Consider the 230-mile route to be hacked out and paved through the North Woods, spanning a half-mile width from Calais to Coburn Gore: It would impinge on Moosehead Lake and other significant landmarks, destroying priceless wetlands and wildlife habitat and old-growth forests. Three major rivers and the Appalachian Trail would have to be bridged.

To Peter Vigue’s contention that his Canada connector would fill Maine’s “hollow middle,” we say that our heartland is not hollow. It is teeming with precious life – wildlife as well as human inhabitants who live there because they cherish its culture and undeveloped topography. For visitors from all over the world, these natural resources are a respite from industrialized society.

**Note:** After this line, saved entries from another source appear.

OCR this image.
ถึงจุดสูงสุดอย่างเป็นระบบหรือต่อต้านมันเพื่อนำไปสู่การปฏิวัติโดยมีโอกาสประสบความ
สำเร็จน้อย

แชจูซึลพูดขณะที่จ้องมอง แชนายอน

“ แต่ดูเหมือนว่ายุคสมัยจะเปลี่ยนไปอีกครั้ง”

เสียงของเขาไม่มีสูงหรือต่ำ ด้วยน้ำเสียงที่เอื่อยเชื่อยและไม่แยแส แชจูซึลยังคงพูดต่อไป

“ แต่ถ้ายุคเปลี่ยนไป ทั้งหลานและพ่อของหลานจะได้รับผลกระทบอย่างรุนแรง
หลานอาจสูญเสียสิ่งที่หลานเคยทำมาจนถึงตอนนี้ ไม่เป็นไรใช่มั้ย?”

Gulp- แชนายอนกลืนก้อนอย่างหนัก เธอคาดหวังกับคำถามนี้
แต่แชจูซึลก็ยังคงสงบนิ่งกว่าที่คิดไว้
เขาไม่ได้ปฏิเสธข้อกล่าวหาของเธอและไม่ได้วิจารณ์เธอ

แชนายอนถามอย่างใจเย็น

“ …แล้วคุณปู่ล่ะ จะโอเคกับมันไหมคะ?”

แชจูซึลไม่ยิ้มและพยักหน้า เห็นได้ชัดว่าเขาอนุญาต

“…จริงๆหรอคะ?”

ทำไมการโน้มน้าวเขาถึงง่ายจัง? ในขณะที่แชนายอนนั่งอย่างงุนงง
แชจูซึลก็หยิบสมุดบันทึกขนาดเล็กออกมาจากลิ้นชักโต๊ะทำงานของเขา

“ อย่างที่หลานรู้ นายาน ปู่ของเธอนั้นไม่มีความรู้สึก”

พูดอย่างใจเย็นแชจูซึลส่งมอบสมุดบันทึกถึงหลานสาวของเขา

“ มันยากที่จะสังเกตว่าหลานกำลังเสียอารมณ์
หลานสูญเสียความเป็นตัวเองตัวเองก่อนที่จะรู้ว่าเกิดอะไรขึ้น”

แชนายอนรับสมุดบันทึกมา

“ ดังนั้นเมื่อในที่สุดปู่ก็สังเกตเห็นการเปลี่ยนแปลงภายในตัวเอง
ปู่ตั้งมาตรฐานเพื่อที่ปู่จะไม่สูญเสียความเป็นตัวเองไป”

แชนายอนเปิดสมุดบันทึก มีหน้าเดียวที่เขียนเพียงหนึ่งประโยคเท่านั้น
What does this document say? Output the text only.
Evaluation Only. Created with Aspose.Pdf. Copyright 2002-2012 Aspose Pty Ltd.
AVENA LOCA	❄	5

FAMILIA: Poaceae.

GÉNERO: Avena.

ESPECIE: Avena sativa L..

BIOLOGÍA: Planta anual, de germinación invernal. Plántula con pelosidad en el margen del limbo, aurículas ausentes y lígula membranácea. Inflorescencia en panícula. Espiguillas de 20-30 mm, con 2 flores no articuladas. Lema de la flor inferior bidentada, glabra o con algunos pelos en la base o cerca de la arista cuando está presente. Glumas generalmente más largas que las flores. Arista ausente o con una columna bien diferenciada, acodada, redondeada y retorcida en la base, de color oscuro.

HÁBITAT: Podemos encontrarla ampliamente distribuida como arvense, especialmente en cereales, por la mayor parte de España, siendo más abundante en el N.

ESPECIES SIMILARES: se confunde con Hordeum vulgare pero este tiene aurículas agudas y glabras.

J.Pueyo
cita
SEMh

For resort owners in the area who uphold truly green values, maintaining rustic camps and cabins for back-country recreation and heritage tourism, an east-west highway would ruin their peace and tranquility. Arguably it would also decrease land values and depress local economies dependent on agriculture.

Taking the lead in the campaign opposing this monstrous industrial corridor is Defending Water for Life in Maine (defendingwater.net/maine). The group’s director, Chris Buchanan, points out the startling truth that to encourage more fossil-fuel use and contribute to climate disruption is to move in the wrong direction.

The group became involved out of concern for water mining (draining aquifers) and various extractive industries that ship bottled water, wood chips and other scarce raw materials we all depend on to global markets. But clearly there are many more multinational corporations that stand to profit at the expense of Maine citizens. Like the Searsport LPG tank and container port, the East-West Transportation, Utilities, and Communications corridor is a bad idea, and it will be difficult, if not impossible, to stop once the various elements of it become subject to federal regulation. With voting imminent, our legislators must hear from us now, without delay, while there is still time to voice opposition to LD 1671 (now a “resolve,” nonbinding but with ominous implications). Sponsors of the bill as “emergency” legislation and those who serve on the Transportation Committee, in particular, must answer to their constituents for their irresponsible conduct.